Feb 17, 2021

Robinson Says Dubai Royals ‘Tricked’ Her During Visit to Imprisoned Princess

A BBC panorama documentary has published videos in which Sheikha Latifa Al Maktoum says that she is imprisoned in a villa without medical supplies.

Cormac WatsonEditor

Former Trinity Chancellor Mary Robinson has rowed back on comments she made about Sheikha Latifa Al Maktoum in 2018, saying that she was “tricked” by the royal family.

In 2018, Robinson called Latifa a “troubled young woman” after photos of the pair were released by the princess’s family as proof that she was safe.

However, the BBC has now published videos in which Latifa says that she is imprisoned in a villa without medical or legal help and with windows and doors barred shut.


In the videos – which were sent to friends on a secret phone – Latifa said that she had been tranquillised by Emirati commandos during a failed escape from Dubai, and had then been taken back to Dubai and imprisoned.

Friends are now urging the United Nations to investigate, as the princess has stopped sending messages.

Robinson has now called for an investigation into the matter, having previously condemned criticism of her 2018 visit to Dubai.

Robinson told the BBC at the time that she had visited the family at the behest of Princess Haya bint Hussein, one of the wives of the ruler of Dubai and the Prime Minister of the United Arab Emirates, to help with a “family dilemma”.

“I had lunch with her. She’s a very likeable young woman but clearly troubled, clearly needs the medical care that she is receiving”, Robinson said.

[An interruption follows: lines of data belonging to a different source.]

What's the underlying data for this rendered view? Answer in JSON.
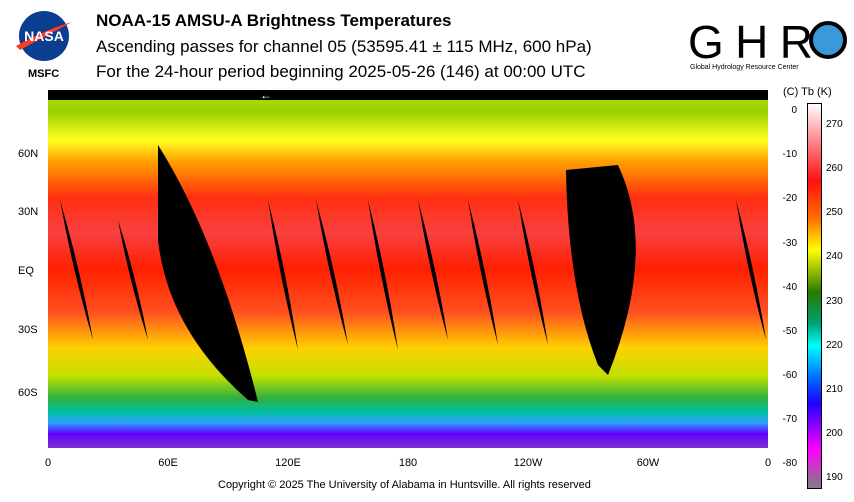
{
  "header": {
    "title": "NOAA-15 AMSU-A Brightness Temperatures",
    "subtitle1": "Ascending passes for channel 05 (53595.41 ± 115 MHz, 600 hPa)",
    "subtitle2": "For the 24-hour period beginning 2025-05-26 (146) at 00:00 UTC"
  },
  "logos": {
    "left": "NASA",
    "left_caption": "MSFC",
    "right": "GHRC",
    "right_caption": "Global Hydrology Resource Center"
  },
  "chart_data": {
    "type": "heatmap",
    "title": "NOAA-15 AMSU-A Brightness Temperatures",
    "lat_ticks": [
      "60N",
      "30N",
      "EQ",
      "30S",
      "60S"
    ],
    "lon_ticks": [
      "0",
      "60E",
      "120E",
      "180",
      "120W",
      "60W",
      "0"
    ],
    "orbit_direction_marker": "←",
    "colorbar": {
      "header": "(C)  Tb  (K)",
      "celsius_ticks": [
        "0",
        "-10",
        "-20",
        "-30",
        "-40",
        "-50",
        "-60",
        "-70",
        "-80"
      ],
      "kelvin_ticks": [
        "270",
        "260",
        "250",
        "240",
        "230",
        "220",
        "210",
        "200",
        "190"
      ],
      "range_k": [
        190,
        275
      ],
      "colors": [
        "#ffffff",
        "#ff1010",
        "#ffff00",
        "#2a7a00",
        "#00ffff",
        "#2000ff",
        "#ff00ff",
        "#808080"
      ]
    },
    "zonal_pattern_k": {
      "arctic": 245,
      "60N": 252,
      "tropics": 262,
      "60S": 248,
      "antarctic": 218
    }
  },
  "footer": {
    "copyright": "Copyright © 2025 The University of Alabama in Huntsville.  All rights reserved"
  }
}
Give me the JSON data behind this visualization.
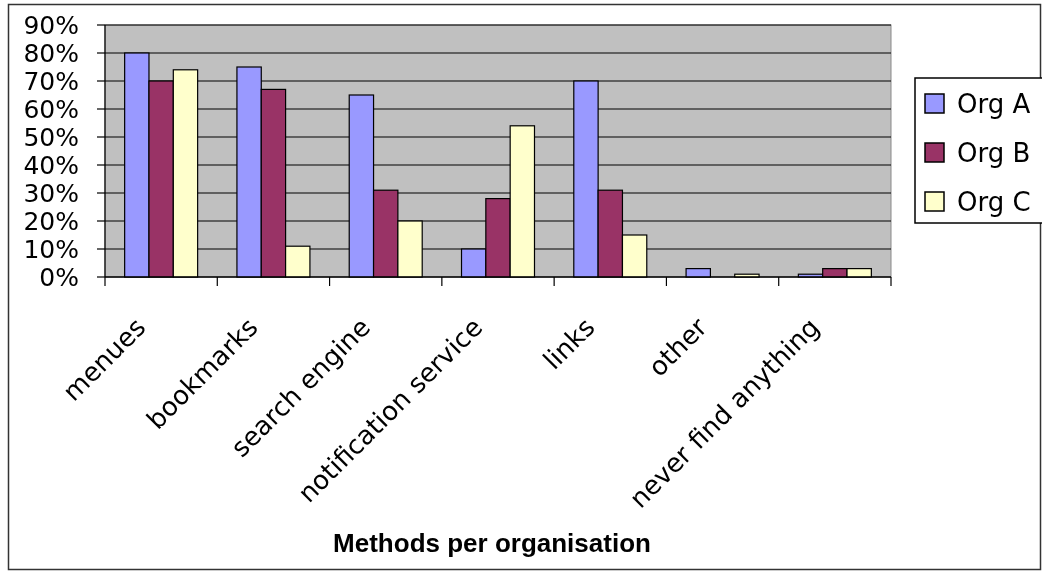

Robinson has told the BBC that she had falsely been told that Latifa had bipolar disorder, but did not talk to the princess about her situation in order to avoid increasing the “trauma” of her now-debunked disorder.

After widespread condemnation in 2018 from activists – Radha Sterling, the CEO of human rights group Detained in Dubai, said Robinson “appeared to be reciting almost verbatim from Dubai’s script” – Robinson issued a statement saying she was “dismayed” by the coverage.

Robinson said that she “undertook the visit and made an assessment, not a judgement, based on personal witness, in good faith and to the best of my ability”.

She has now told the BBC that she was “tricked when the photographs went public. That was a total surprise… I was absolutely stunned”.

Robinson declined to comment on the situation.

Robinson’s time as Chancellor of Trinity came to an end 2019, after spending 20 years in the role.

Naoise D’Arcy also contributed reporting to this piece.